System Line-up and Methodology
For this preview, we used two PDKs: a newer Woodcrest system and a Dempsey system from our prior review. PDKs are pre-production systems for key partners to validate hardware, software, drivers, operating systems, compilers, etc. The system we received and tested is fairly modest, and should provide good insights into realistic performance. This system will be released in June, so the results are an underestimate of actual performance; a month of tuning will improve the situation somewhat.
The point of this preview is to examine how the Woodcrest and Blackford platform will improve over the existing Dempsey and Blackford platform.

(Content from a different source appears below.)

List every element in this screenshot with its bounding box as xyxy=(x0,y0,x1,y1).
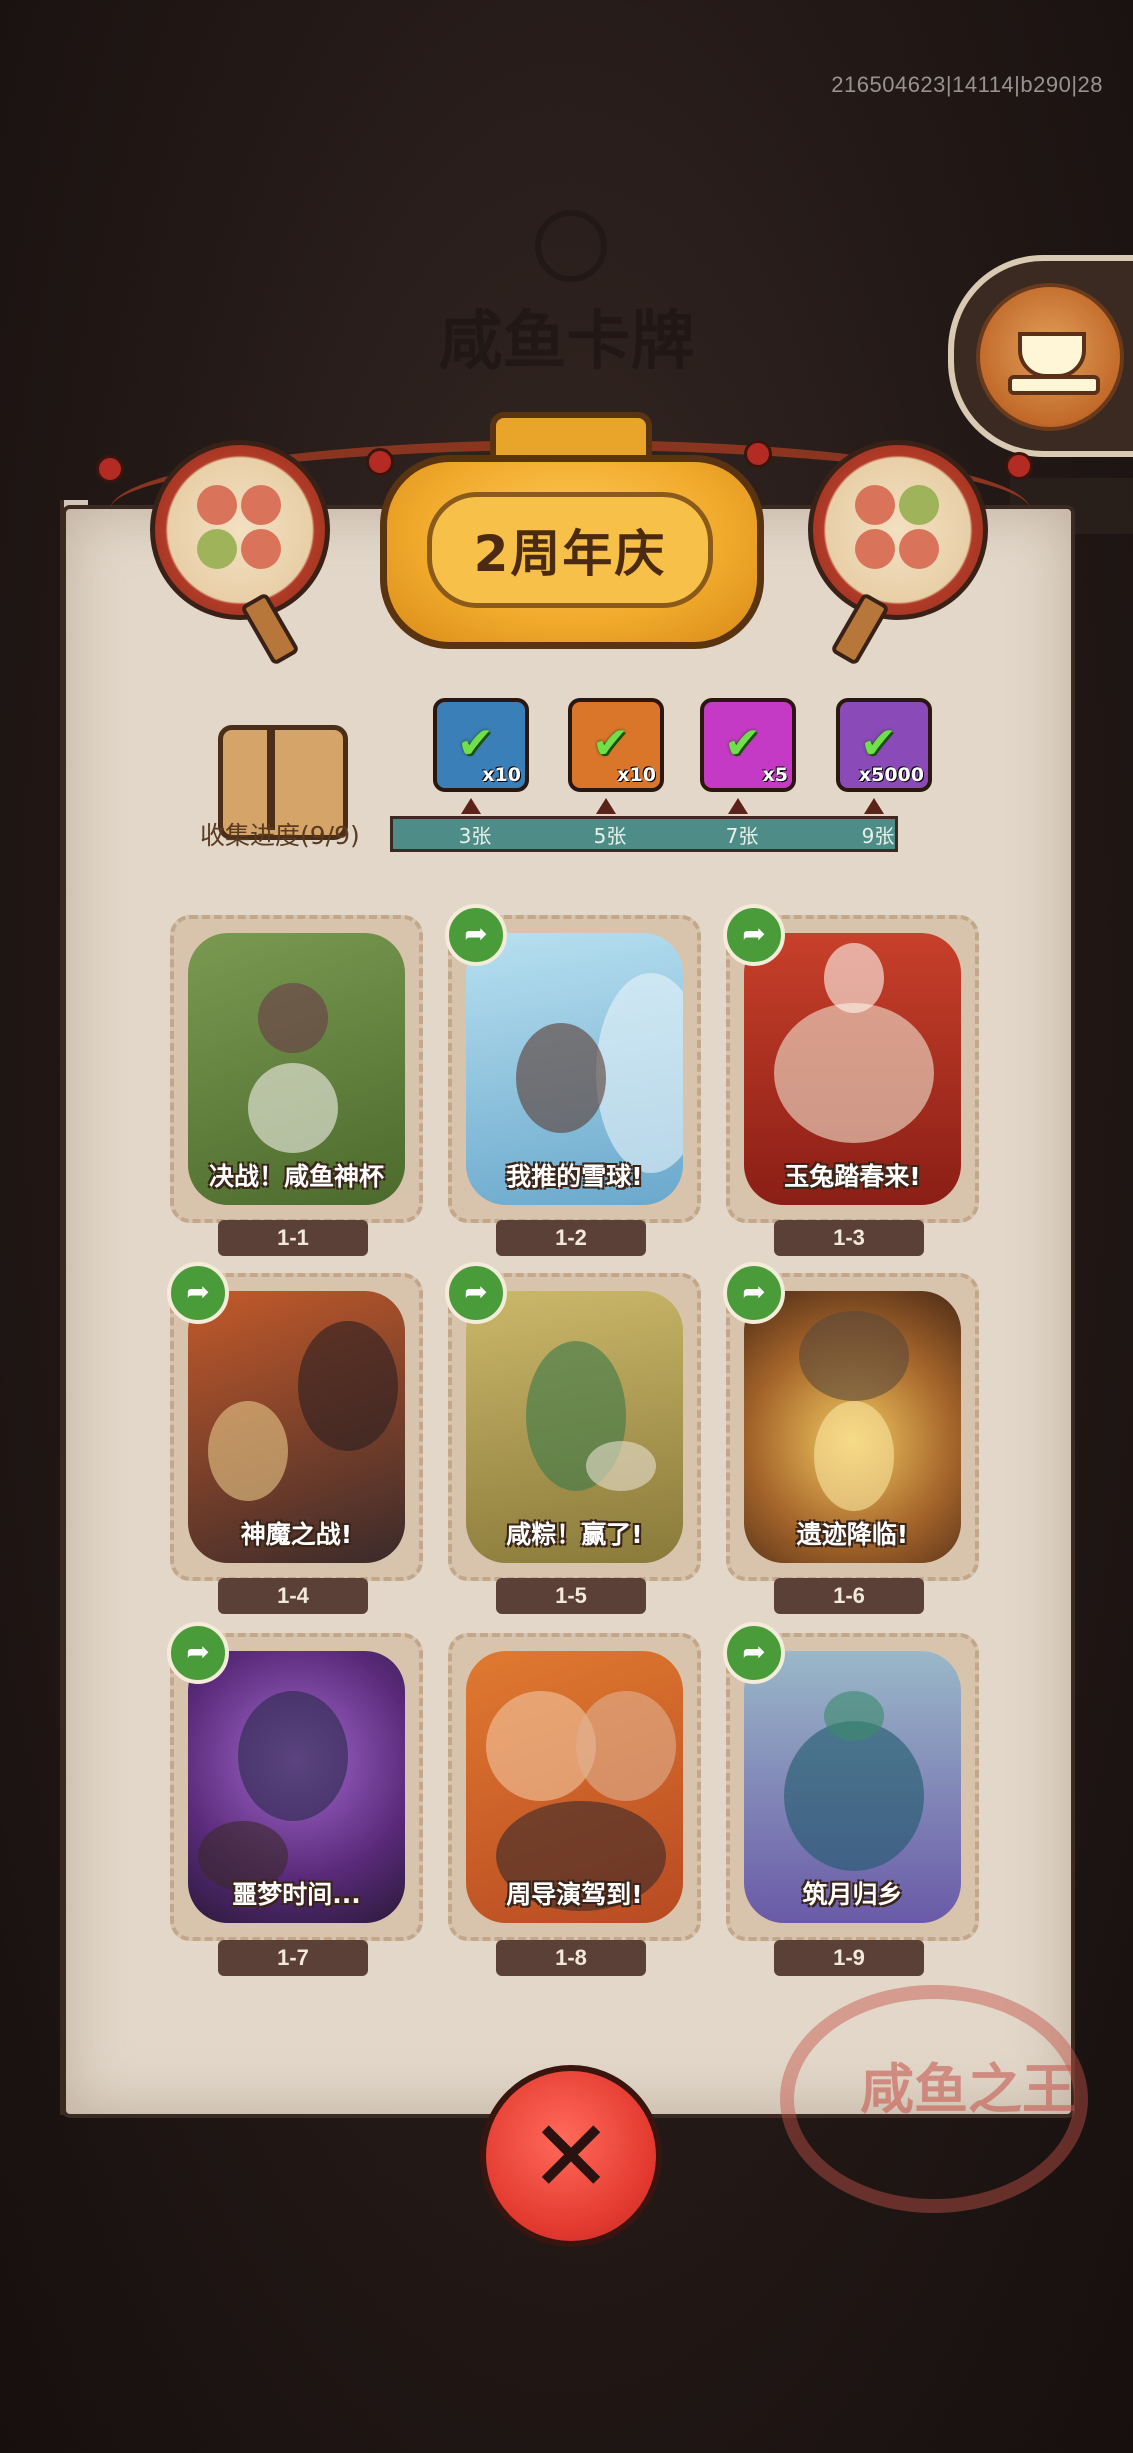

We do not have newer socket AM2 Opterons for comparison, although some estimates can be made. The two systems we used for testing are summarized below:
Since we are doing a server comparison, Hyper-Threading was enabled for the Dempsey system. The snoop filter for Blackford was disabled in the BIOS.
Our methodology for testing was rather simple. Each system had it a pair of hard drives, and we installed Microsoft Windows Server 2003 EE (64 bit) on one drive, the other drive was used for applications and data. Then we installed all the relevant software, in particular the JVM and .Net Runtime 2.0 (64 bit). Most benchmarks were run 4 times; the first time is to warm up the caches, and then 3 times which were measured. All tests were run in 64 bit mode, except for the Java benchmarks, which used 32 bit JVMs due to inter-operability concerns. Certain benchmarks such as SPECjbb2005 and XML Test 1.1 do not require warm up runs. Our results are the averages of the three valid runs, and after each benchmark, the system is shut down. Since few benchmarks are perfectly repeatable (i.e. results differ for each run), the standard deviation for the three runs are also reported. Factors that can cause variation include the operating system’s scheduling decisions, multi-threading, inter-processor communication, I/O etc. In general, the standard deviations were all very small, and even the smallest measured differences were statistically significant.